Bacterial pathogens must acquire host iron for their survival and proliferation. Because of limited availability of free iron in the host, they have evolved to overcome this restriction by employing a family of heme oxygenase enzymes that mediate the oxidative cleavage of heme into biliverdin, carbon monoxide, and iron by three step monooxygenation reaction. However, MhuD, a heme degradation enzyme of Mycobacterium tuberculosis, the etiological agent of tuberculosis, accomplishes this task without generating carbon monoxide, which induces the M. tuberculosis latent state.
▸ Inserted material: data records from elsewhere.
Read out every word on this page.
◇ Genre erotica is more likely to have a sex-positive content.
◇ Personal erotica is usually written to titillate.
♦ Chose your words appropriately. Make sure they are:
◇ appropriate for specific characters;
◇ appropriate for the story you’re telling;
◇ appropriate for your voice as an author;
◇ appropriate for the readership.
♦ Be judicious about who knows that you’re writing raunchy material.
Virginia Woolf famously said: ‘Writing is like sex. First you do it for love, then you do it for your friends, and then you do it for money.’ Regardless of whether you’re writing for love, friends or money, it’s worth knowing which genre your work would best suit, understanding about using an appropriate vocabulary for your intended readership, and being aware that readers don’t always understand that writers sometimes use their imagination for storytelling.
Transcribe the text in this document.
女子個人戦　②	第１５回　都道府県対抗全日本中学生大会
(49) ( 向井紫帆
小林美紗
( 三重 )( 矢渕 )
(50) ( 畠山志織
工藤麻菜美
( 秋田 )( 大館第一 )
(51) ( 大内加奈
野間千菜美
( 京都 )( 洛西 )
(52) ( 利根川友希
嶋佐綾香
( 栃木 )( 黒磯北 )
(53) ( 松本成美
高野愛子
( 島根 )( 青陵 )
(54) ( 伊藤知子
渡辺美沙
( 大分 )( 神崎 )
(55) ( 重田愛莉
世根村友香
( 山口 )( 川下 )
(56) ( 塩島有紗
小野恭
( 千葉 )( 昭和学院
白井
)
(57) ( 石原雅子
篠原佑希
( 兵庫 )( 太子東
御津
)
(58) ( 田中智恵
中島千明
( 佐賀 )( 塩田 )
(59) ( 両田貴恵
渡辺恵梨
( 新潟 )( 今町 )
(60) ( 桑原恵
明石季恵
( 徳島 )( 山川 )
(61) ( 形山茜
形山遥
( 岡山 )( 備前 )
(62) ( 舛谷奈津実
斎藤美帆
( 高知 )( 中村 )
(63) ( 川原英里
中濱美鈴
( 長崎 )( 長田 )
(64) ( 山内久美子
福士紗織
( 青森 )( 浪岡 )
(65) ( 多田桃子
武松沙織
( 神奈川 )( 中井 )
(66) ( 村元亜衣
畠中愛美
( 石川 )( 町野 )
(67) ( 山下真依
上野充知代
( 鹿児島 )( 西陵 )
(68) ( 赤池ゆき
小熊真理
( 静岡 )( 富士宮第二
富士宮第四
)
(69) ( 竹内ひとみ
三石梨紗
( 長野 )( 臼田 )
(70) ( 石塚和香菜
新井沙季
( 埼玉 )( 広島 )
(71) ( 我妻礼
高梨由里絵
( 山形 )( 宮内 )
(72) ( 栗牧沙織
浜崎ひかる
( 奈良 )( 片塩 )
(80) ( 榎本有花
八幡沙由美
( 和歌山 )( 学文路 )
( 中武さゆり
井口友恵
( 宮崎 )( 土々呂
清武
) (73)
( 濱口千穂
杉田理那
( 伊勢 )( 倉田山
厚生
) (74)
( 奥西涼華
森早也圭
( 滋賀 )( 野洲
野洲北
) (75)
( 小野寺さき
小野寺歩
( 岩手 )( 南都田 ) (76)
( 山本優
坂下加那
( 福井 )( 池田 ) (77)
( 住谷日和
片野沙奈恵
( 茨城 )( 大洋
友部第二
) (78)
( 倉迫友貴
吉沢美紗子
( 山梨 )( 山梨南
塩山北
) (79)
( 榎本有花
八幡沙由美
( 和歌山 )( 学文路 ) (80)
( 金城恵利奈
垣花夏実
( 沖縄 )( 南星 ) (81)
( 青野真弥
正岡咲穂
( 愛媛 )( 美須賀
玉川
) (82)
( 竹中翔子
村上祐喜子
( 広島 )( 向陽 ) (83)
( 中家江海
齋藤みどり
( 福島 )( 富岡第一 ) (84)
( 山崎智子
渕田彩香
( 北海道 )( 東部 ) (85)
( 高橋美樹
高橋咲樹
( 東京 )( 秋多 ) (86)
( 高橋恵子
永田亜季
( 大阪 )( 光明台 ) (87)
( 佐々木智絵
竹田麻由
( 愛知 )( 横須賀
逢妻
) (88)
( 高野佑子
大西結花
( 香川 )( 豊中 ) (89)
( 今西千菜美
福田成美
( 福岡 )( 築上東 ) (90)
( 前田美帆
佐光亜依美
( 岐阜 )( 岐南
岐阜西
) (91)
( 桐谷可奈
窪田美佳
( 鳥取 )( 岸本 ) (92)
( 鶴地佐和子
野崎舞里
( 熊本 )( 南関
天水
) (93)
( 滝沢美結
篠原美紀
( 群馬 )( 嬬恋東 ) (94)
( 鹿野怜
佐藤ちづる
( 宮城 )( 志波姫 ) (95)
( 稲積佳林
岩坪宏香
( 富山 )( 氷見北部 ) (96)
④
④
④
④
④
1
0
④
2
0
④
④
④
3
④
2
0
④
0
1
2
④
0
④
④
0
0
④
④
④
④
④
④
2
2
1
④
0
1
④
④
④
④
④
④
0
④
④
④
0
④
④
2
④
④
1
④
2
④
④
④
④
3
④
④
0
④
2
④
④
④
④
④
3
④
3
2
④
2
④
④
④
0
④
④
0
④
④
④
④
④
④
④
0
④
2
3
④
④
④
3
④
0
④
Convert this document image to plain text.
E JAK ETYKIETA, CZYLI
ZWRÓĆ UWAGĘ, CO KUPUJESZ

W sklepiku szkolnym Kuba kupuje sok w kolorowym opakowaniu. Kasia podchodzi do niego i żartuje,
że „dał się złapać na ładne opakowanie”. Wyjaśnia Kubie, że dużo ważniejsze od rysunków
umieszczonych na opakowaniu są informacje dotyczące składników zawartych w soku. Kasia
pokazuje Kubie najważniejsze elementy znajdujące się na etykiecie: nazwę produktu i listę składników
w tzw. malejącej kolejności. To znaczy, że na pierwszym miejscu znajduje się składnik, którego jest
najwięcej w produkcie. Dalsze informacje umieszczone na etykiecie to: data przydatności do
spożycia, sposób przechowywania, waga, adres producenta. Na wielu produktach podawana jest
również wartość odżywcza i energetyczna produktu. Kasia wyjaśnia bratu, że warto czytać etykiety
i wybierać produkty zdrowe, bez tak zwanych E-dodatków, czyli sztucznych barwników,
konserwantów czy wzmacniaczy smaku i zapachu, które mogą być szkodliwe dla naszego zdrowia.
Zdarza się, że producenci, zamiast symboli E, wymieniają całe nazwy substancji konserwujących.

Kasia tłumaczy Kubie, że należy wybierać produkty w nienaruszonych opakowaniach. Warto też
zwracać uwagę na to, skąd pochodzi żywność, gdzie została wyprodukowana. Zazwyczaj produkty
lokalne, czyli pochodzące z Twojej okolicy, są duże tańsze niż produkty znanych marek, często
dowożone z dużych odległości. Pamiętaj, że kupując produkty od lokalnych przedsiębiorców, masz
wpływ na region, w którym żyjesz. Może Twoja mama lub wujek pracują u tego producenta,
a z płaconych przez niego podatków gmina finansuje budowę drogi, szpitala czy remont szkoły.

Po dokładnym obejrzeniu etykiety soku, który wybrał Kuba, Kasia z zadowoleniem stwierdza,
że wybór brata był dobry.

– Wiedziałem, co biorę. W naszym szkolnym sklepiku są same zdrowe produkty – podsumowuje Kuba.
This unusual heme degradation reaction proceeds through sequential mono- and di-oxygenation events within the single active center of MhuD, a mechanism unprecedented in oxygenase enzyme catalysis. Like canonical heme oxygenase, the initial MhuD monooxygenation converts heme to meso-hydroxyheme, which subsequently reacts with O2 at an unusual position to completely suppress monooxygenation but to allow ring cleavage through dioxygenation. This mechanistic change, due to heavy deformation of hydroxyheme, rationally explains the unique heme catabolites of MhuD. Coexistence of mechanistically distinct functions is a newly identified strategy to expand the physiological outcome of enzymes.